La conclusión general es sombría: el modelo de crecimiento ligado a la exportación de materias primas y semielaborados (metal, química) ha fallado. Y crear uno nuevo basado en el procesamiento profundo y la ingeniería no ha sido posible. El resultado es la desindustrialización en directo en los informes estadísticos.

Energía y extracción: crecimiento por desesperación
La paradoja de las estadísticas de hoy es que las cifras positivas suenan casi tan siniestras como las negativas. El crecimiento en energía no es un motor, sino un síntoma de enfermedad.
- La extracción de carbón aumentó un 5,3% no porque los metalúrgicos o químicos lo anhelen. Lo queman las centrales térmicas en un intento de sustituir el gas importado inasequible. Esto no es un éxito económico, sino una medida de supervivencia forzada.
- Del mismo modo, el crecimiento de la generación de electricidad en un 3,4% en medio de un consumo industrial decreciente plantea preguntas incómodas sobre la eficiencia de dicha generación y el estado de las redes. ¿A dónde van estos gigavatios si las fábricas se detienen?
- La crónica caída de la producción de gas del 0,3% solo empeora la imagen de dependencia.
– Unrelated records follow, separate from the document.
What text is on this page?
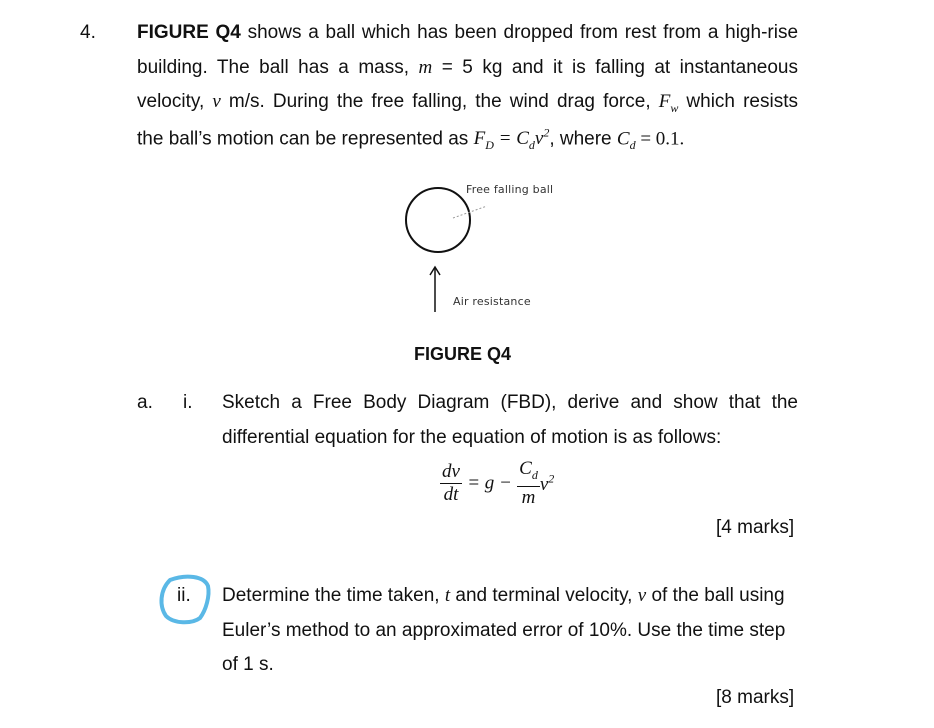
4. FIGURE Q4 shows a ball which has been dropped from rest from a high-rise
building. The ball has a mass, m = 5 kg and it is falling at instantaneous
velocity, v m/s. During the free falling, the wind drag force, $F_w$ which resists
the ball’s motion can be represented as $F_D = C_dv^2$, where $C_d = 0.1$.
Free falling ball
Air resistance
FIGURE Q4
a. i. Sketch a Free Body Diagram (FBD), derive and show that the
differential equation for the equation of motion is as follows:
$\frac{dv}{dt} = g - \frac{C_d}{m} v^2$
[4 marks]
ii. Determine the time taken, t and terminal velocity, v of the ball using
Euler’s method to an approximated error of 10%. Use the time step
of 1 s.
[8 marks]
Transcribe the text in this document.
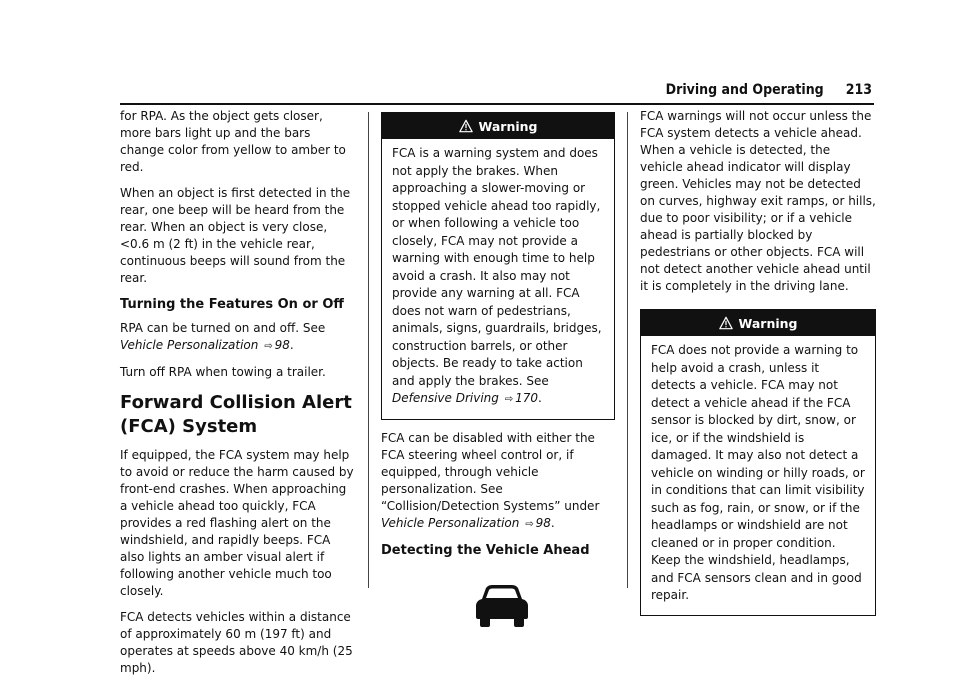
Driving and Operating 213

for RPA. As the object gets closer, more bars light up and the bars change color from yellow to amber to red.

When an object is first detected in the rear, one beep will be heard from the rear. When an object is very close, <0.6 m (2 ft) in the vehicle rear, continuous beeps will sound from the rear.

Turning the Features On or Off

RPA can be turned on and off. See Vehicle Personalization ⇨ 98.

Turn off RPA when towing a trailer.

Forward Collision Alert (FCA) System

If equipped, the FCA system may help to avoid or reduce the harm caused by front-end crashes. When approaching a vehicle ahead too quickly, FCA provides a red flashing alert on the windshield, and rapidly beeps. FCA also lights an amber visual alert if following another vehicle much too closely.

FCA detects vehicles within a distance of approximately 60 m (197 ft) and operates at speeds above 40 km/h (25 mph).

Warning
FCA is a warning system and does not apply the brakes. When approaching a slower-moving or stopped vehicle ahead too rapidly, or when following a vehicle too closely, FCA may not provide a warning with enough time to help avoid a crash. It also may not provide any warning at all. FCA does not warn of pedestrians, animals, signs, guardrails, bridges, construction barrels, or other objects. Be ready to take action and apply the brakes. See Defensive Driving ⇨ 170.

FCA can be disabled with either the FCA steering wheel control or, if equipped, through vehicle personalization. See “Collision/Detection Systems” under Vehicle Personalization ⇨ 98.

Detecting the Vehicle Ahead

FCA warnings will not occur unless the FCA system detects a vehicle ahead. When a vehicle is detected, the vehicle ahead indicator will display green. Vehicles may not be detected on curves, highway exit ramps, or hills, due to poor visibility; or if a vehicle ahead is partially blocked by pedestrians or other objects. FCA will not detect another vehicle ahead until it is completely in the driving lane.

Warning
FCA does not provide a warning to help avoid a crash, unless it detects a vehicle. FCA may not detect a vehicle ahead if the FCA sensor is blocked by dirt, snow, or ice, or if the windshield is damaged. It may also not detect a vehicle on winding or hilly roads, or in conditions that can limit visibility such as fog, rain, or snow, or if the headlamps or windshield are not cleaned or in proper condition. Keep the windshield, headlamps, and FCA sensors clean and in good repair.
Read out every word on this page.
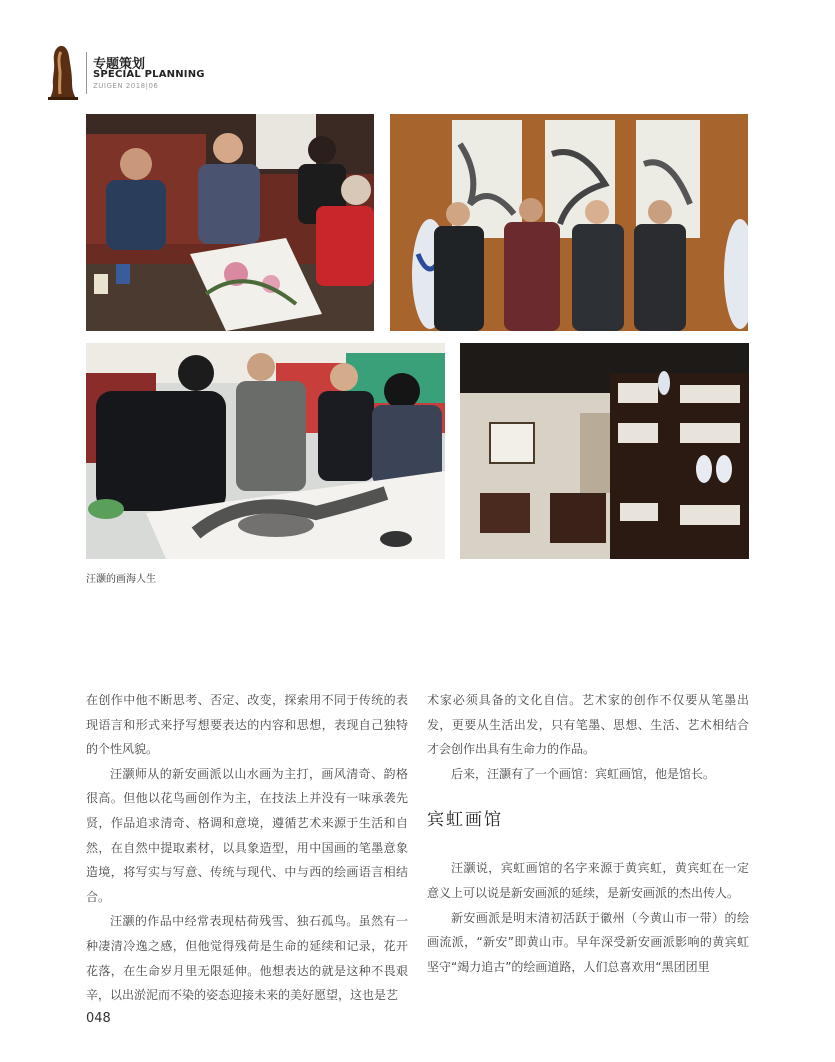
专题策划
SPECIAL PLANNING
ZUIGEN 2018|06
汪灏的画海人生

在创作中他不断思考、否定、改变，探索用不同于传统的表现语言和形式来抒写想要表达的内容和思想，表现自己独特的个性风貌。

汪灏师从的新安画派以山水画为主打，画风清奇、韵格很高。但他以花鸟画创作为主，在技法上并没有一味承袭先贤，作品追求清奇、格调和意境，遵循艺术来源于生活和自然，在自然中提取素材，以具象造型，用中国画的笔墨意象造境，将写实与写意、传统与现代、中与西的绘画语言相结合。

汪灏的作品中经常表现枯荷残雪、独石孤鸟。虽然有一种凄清冷逸之感，但他觉得残荷是生命的延续和记录，花开花落，在生命岁月里无限延伸。他想表达的就是这种不畏艰辛，以出淤泥而不染的姿态迎接未来的美好愿望，这也是艺

术家必须具备的文化自信。艺术家的创作不仅要从笔墨出发，更要从生活出发，只有笔墨、思想、生活、艺术相结合才会创作出具有生命力的作品。

后来，汪灏有了一个画馆：宾虹画馆，他是馆长。

宾虹画馆

汪灏说，宾虹画馆的名字来源于黄宾虹，黄宾虹在一定意义上可以说是新安画派的延续，是新安画派的杰出传人。

新安画派是明末清初活跃于徽州（今黄山市一带）的绘画流派，“新安”即黄山市。早年深受新安画派影响的黄宾虹坚守“竭力追古”的绘画道路，人们总喜欢用“黑团团里

048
La seguridad energética del país sigue pendiendo de un precario equilibrio entre el carbón propio y el gas extranjero.
Así, la «isla de crecimiento» energética resulta ser una fortaleza que se defiende con un coste enorme mientras el resto del territorio económico decae. Esto no es desarrollo, sino un mantenimiento costoso del statu quo.
Colapso de septiembre: ¿se ha superado el punto de no retorno?
Los datos de septiembre merecen una atención especial: una caída general del 7%. Esto no es solo un «empeoramiento de los indicadores». Es una señal de que la caída ha entrado en una nueva trayectoria más pronunciada. Cuando caen simultáneamente la metalurgia, la ingeniería mecánica y el refino de petróleo, ya no se trata de problemas sectoriales, sino de una contracción sincrónica de la actividad económica. Las empresas no solo reducen la producción, se preparan para un invierno difícil inutilizando capacidad.
¿Qué le espera a la economía en el IV trimestre?
El pronóstico basado en estos datos no puede ser optimista. El cuarto trimestre es tradicionalmente el más costoso debido a la temporada de calefacción. El sector energético, que ya funciona bajo tensión, recibirá una carga adicional, lo que podría llevar a aumentos de tarifas o interrupciones. La caída de las exportaciones presionará el tipo de cambio de la grivna y las reservas de divisas. Y el presupuesto estatal, cuyos ingresos dependen de los beneficios de los gigantes siderúrgicos y químicos, puede enfrentar brechas de caja inesperadas.
La industria ucraniana se acerca al umbral de 2013 debilitada y sin claros motores de crecimiento. La única oportunidad de detener el deslizamiento hacia una crisis más profunda no es la esperanza de un aumento repentino de los precios del acero, sino las reformas estructurales largamente postergadas que reducirán el coste de la energía para las empresas y crearán condiciones para la modernización. Por ahora, las estadísticas registran no solo una caída, sino el comienzo de una dolorosa reestructuración de todo el modelo industrial del país.
Referencia:
- Tipo de cambio al 17.10.2012: ~1 EUR ≈ 10,40 UAH.
- Fuentes de datos estadísticos: RBC-Ucrania, Servicio Estatal de Estadística de Ucrania.